Conveyance to the Coast and Commercial Statistics—The ports to which bark is conveyed for shipment to Europe are not very numerous.

Guayaquil on the Pacific coast is the most important for produce of Ecuador. The quantity shipped thence in 1871 was 7,859 quintals.[1320] Pitayo bark is largely exported from Buenaventura in the Bay of Choco further north.

Payta, the most northerly port of Peru, and Callao, the port of Lima, likewise export bark, the latter being the natural outlet for the barks of Central Peru from Huanuco to Cusco.

Islay, and more particularly Arica, receive the valuable barks of Carabaya and of the high valleys of Bolivia. In 1877 the export of Arica was equal to 5100 cwt.

The barks of Peru and Bolivia find an exceptional outlet also by the Amazon and its tributaries, and are shipped to Europe from port of Brazil. Howard[1321] has given an interesting account of one of the first attempts to utilize this eastern route, made by Senr. Pedro Rada in 1868.

There is a large export of the barks of New Granada, principally from Santa Marta, whence the shipments[1322] in 1871 were 3,415,149 lb.; and in 1872, 2,758,991 lb. From the neighbouring port of Savanilla, which represents the city of Barranquilla, the sea-terminus of the navigation of the Magdalena, the export of bark in 1871 was 1,043,835 lb., value £38,715;[1323] it amounted to 2 millions of kilogrammes in 1877. All Columbia is stated, in 1877, to have shipped 3½ millions of kilogrammes of bark; yet a good deal of the excellent barks of the Columbian State of Santander, especially those of the neighbourhood of Bucaramanga, find their way to Maracaibo, taking the name of that place.

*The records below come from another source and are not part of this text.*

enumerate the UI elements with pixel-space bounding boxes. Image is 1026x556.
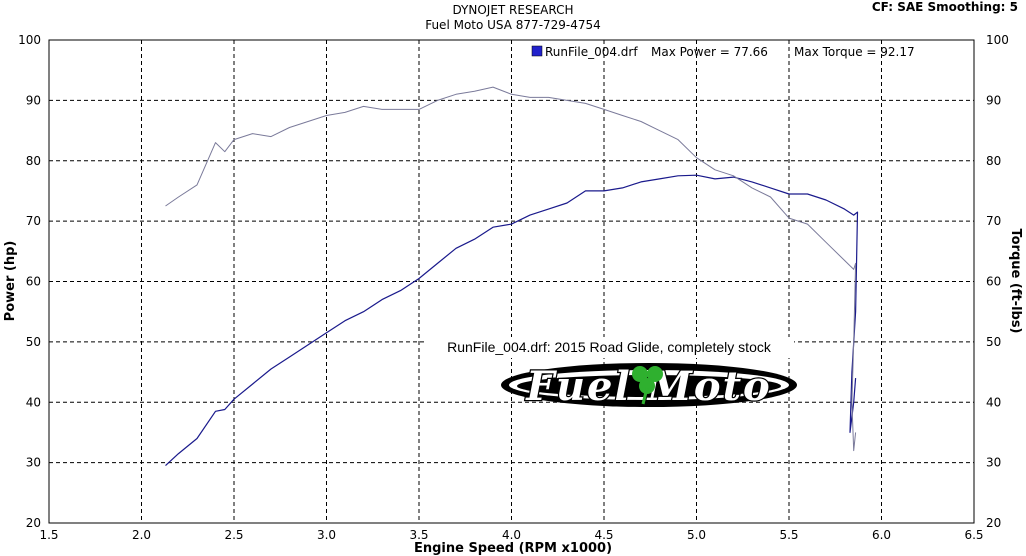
y2-tick-label: 30 — [986, 456, 1001, 470]
y2-axis-label: Torque (ft-lbs) — [1008, 228, 1023, 333]
run-annotation: RunFile_004.drf: 2015 Road Glide, comple… — [447, 339, 772, 355]
y-axis-label: Power (hp) — [3, 241, 18, 322]
y2-tick-label: 100 — [986, 33, 1009, 47]
x-tick-label: 2.5 — [224, 528, 243, 542]
x-tick-label: 1.5 — [39, 528, 58, 542]
legend-run: RunFile_004.drf — [545, 45, 638, 59]
torque-series-line — [165, 86, 857, 452]
legend-swatch — [531, 45, 543, 57]
chart-header-title: DYNOJET RESEARCH — [452, 3, 573, 17]
y-tick-label: 30 — [26, 456, 41, 470]
y-tick-label: 40 — [26, 395, 41, 409]
x-tick-label: 6.0 — [872, 528, 891, 542]
y2-tick-label: 50 — [986, 335, 1001, 349]
x-tick-label: 3.5 — [409, 528, 428, 542]
x-tick-label: 5.0 — [687, 528, 706, 542]
y-tick-label: 100 — [18, 33, 41, 47]
y-tick-label: 50 — [26, 335, 41, 349]
x-tick-label: 6.5 — [964, 528, 983, 542]
series-group — [165, 86, 859, 467]
x-tick-label: 5.5 — [779, 528, 798, 542]
y2-tick-label: 90 — [986, 93, 1001, 107]
legend-max-power: Max Power = 77.66 — [651, 45, 768, 59]
power-series-line — [165, 174, 859, 467]
y-tick-label: 20 — [26, 516, 41, 530]
x-axis-label: Engine Speed (RPM x1000) — [414, 541, 612, 556]
y-tick-label: 90 — [26, 93, 41, 107]
fuel-moto-logo: Fuel Moto — [501, 362, 797, 411]
y2-tick-label: 60 — [986, 275, 1001, 289]
grid-lines — [49, 40, 974, 523]
y-tick-label: 70 — [26, 214, 41, 228]
y2-tick-label: 20 — [986, 516, 1001, 530]
x-tick-label: 4.0 — [502, 528, 521, 542]
y2-tick-label: 80 — [986, 154, 1001, 168]
y-tick-label: 60 — [26, 275, 41, 289]
legend-max-torque: Max Torque = 92.17 — [794, 45, 915, 59]
chart-header-subtitle: Fuel Moto USA 877-729-4754 — [425, 18, 601, 32]
axis-ticks: 1.5 2.0 2.5 3.0 3.5 4.0 4.5 5.0 5.5 6.0 6.52030405… — [18, 33, 1009, 542]
x-tick-label: 2.0 — [132, 528, 151, 542]
x-tick-label: 4.5 — [594, 528, 613, 542]
y2-tick-label: 70 — [986, 214, 1001, 228]
annotation-background — [426, 337, 794, 358]
x-tick-label: 3.0 — [317, 528, 336, 542]
y2-tick-label: 40 — [986, 395, 1001, 409]
shamrock-icon — [632, 366, 663, 405]
y-tick-label: 80 — [26, 154, 41, 168]
chart-settings: CF: SAE Smoothing: 5 — [872, 0, 1018, 14]
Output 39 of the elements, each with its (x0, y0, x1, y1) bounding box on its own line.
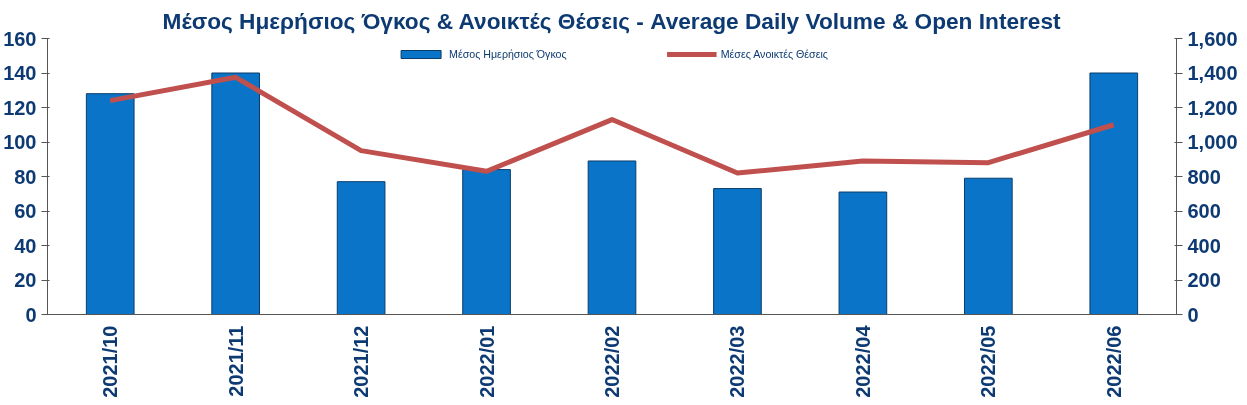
x-tick-label: 2021/11 (224, 325, 247, 397)
x-tick-label: 2022/01 (475, 325, 498, 398)
y2-tick-label: 1,400 (1187, 62, 1238, 84)
x-tick-label: 2021/12 (350, 325, 373, 398)
y-tick-label: 20 (14, 269, 37, 291)
y-tick-label: 100 (3, 131, 37, 153)
bar (1089, 72, 1139, 315)
bar (964, 177, 1013, 315)
x-tick-label: 2022/03 (726, 325, 749, 398)
bar (85, 93, 135, 315)
legend-label: Μέσες Ανοικτές Θέσεις (720, 48, 828, 60)
y2-tick-label: 200 (1187, 269, 1221, 291)
chart-title: Μέσος Ημερήσιος Όγκος & Ανοικτές Θέσεις - Average Daily Volume & Open Interest (162, 7, 1062, 34)
bar (713, 188, 762, 315)
y-tick-label: 80 (14, 165, 37, 188)
x-tick-label: 2022/06 (1102, 325, 1125, 398)
x-tick-label: 2022/02 (601, 325, 623, 398)
x-tick-label: 2021/10 (99, 325, 122, 398)
x-tick-label: 2022/05 (977, 325, 1000, 398)
y2-tick-label: 1,000 (1187, 131, 1238, 153)
bar (838, 191, 888, 315)
y2-tick-label: 400 (1187, 234, 1221, 257)
x-tick-label: 2022/04 (851, 324, 874, 398)
y-tick-label: 160 (3, 27, 37, 50)
bar (211, 72, 260, 315)
y2-tick-label: 600 (1187, 200, 1221, 222)
y2-tick-label: 1,200 (1187, 96, 1238, 119)
bar (462, 169, 511, 315)
y-tick-label: 140 (3, 62, 37, 84)
y-tick-label: 40 (14, 234, 37, 257)
y-tick-label: 60 (14, 200, 37, 222)
y2-tick-label: 800 (1187, 165, 1221, 188)
bar (336, 181, 386, 315)
bar (587, 160, 637, 315)
y2-tick-label: 1,600 (1187, 27, 1238, 50)
legend-label: Μέσος Ημερήσιος Όγκος (449, 48, 567, 60)
y-tick-label: 120 (3, 96, 37, 119)
y2-tick-label: 0 (1187, 303, 1199, 326)
y-tick-label: 0 (25, 303, 37, 326)
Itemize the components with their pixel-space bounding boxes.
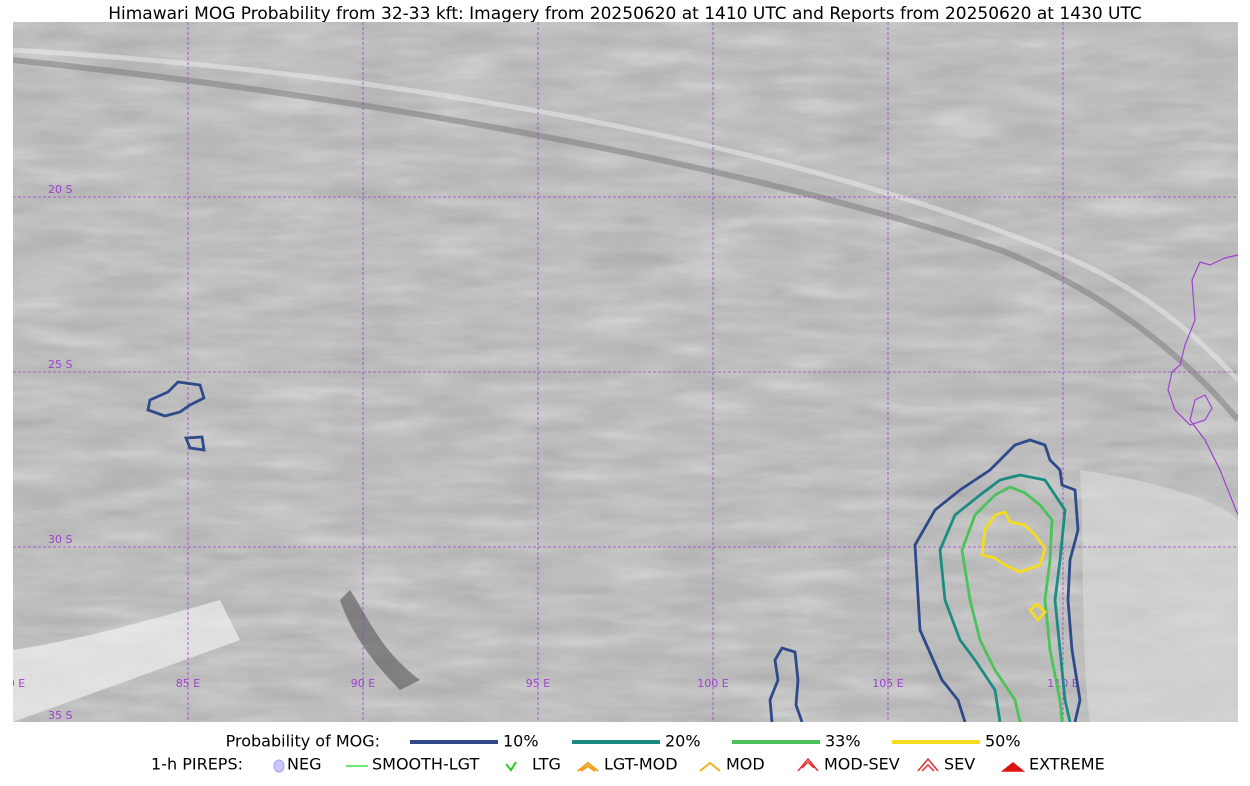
satellite-map: 20 S 25 S 30 S 35 S 80 E 85 E 90 E 95 E …: [1, 22, 1238, 722]
title: Himawari MOG Probability from 32-33 kft:…: [108, 4, 1142, 24]
legend-label: EXTREME: [1029, 755, 1105, 774]
lon-label: 105 E: [872, 677, 903, 690]
contour-20: [938, 473, 1072, 722]
legend-icon: [1000, 762, 1026, 772]
legend-label: 50%: [985, 732, 1021, 751]
legend-label: SMOOTH-LGT: [372, 755, 479, 774]
lat-label: 25 S: [48, 358, 72, 371]
legend-icon: [577, 761, 599, 772]
legend-label: SEV: [944, 755, 975, 774]
legend-icon: [505, 761, 517, 772]
contour-10: [146, 380, 206, 452]
legend-title: Probability of MOG:: [226, 732, 380, 751]
contours: [146, 380, 1082, 722]
legend-icon: [797, 757, 819, 772]
cloud-patch: [13, 600, 240, 722]
legend-label: MOD: [726, 755, 765, 774]
contour-10: [913, 438, 1082, 722]
graticule: [13, 22, 1238, 722]
cloud-shadow: [340, 590, 420, 690]
contour-10: [768, 646, 804, 722]
lat-label: 35 S: [48, 709, 72, 722]
lon-label: 95 E: [526, 677, 550, 690]
contour-33: [960, 485, 1064, 722]
lon-label: 85 E: [176, 677, 200, 690]
legend-icon: [273, 759, 285, 773]
coastline: [1167, 254, 1238, 516]
lon-label: 80 E: [1, 677, 25, 690]
cloud-band: [13, 47, 1238, 382]
legend-title: 1-h PIREPS:: [151, 755, 243, 774]
lat-label: 20 S: [48, 183, 72, 196]
lat-label: 30 S: [48, 533, 72, 546]
legend-label: 33%: [825, 732, 861, 751]
legend-label: LTG: [532, 755, 561, 774]
cloud-patch: [1080, 470, 1238, 722]
probability-legend: 10% 20% 33% 50%: [410, 732, 1021, 751]
legend-icon: [917, 757, 939, 772]
lon-label: 100 E: [697, 677, 728, 690]
lon-label: 90 E: [351, 677, 375, 690]
legend-label: MOD-SEV: [824, 755, 900, 774]
contour-50: [980, 510, 1047, 623]
pirep-legend: NEG SMOOTH-LGT LTG LGT-MOD MOD MOD-SEV SEV EXTR…: [273, 755, 1105, 774]
legend-label: LGT-MOD: [604, 755, 678, 774]
legend-label: NEG: [287, 755, 321, 774]
legend-icon: [699, 761, 721, 772]
legend-label: 20%: [665, 732, 701, 751]
legend-label: 10%: [503, 732, 539, 751]
cloud-band: [13, 57, 1238, 422]
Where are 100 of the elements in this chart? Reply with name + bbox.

Some Cinchona bark is also shipped from Venezuela by way of Puerto Cabello.

The quantity of bark appearing in the Annual Statement of Trade as “Peruvian Bark” imported into the United Kingdom in 1872, was 28,451 cwt., valued £285,620; of which 11,843 cwt. was shipped from New Granada, 4,668 cwt. from Ecuador, and 5,829 cwt. from Peru, the remainder being entered as from the ports of Chili, Brazil, Central America and other countries. The imports into the United Kingdom in 1876 were 26,021 cwt., valued at £272,154.

Cultivation—The reckless system of bark-cutting in the forests of South America, which has resulted in the utter extermination of the tree from many localities, has aroused the attention of the Old World, and has at length prompted serious efforts to cultivate the tree on a large scale in other countries.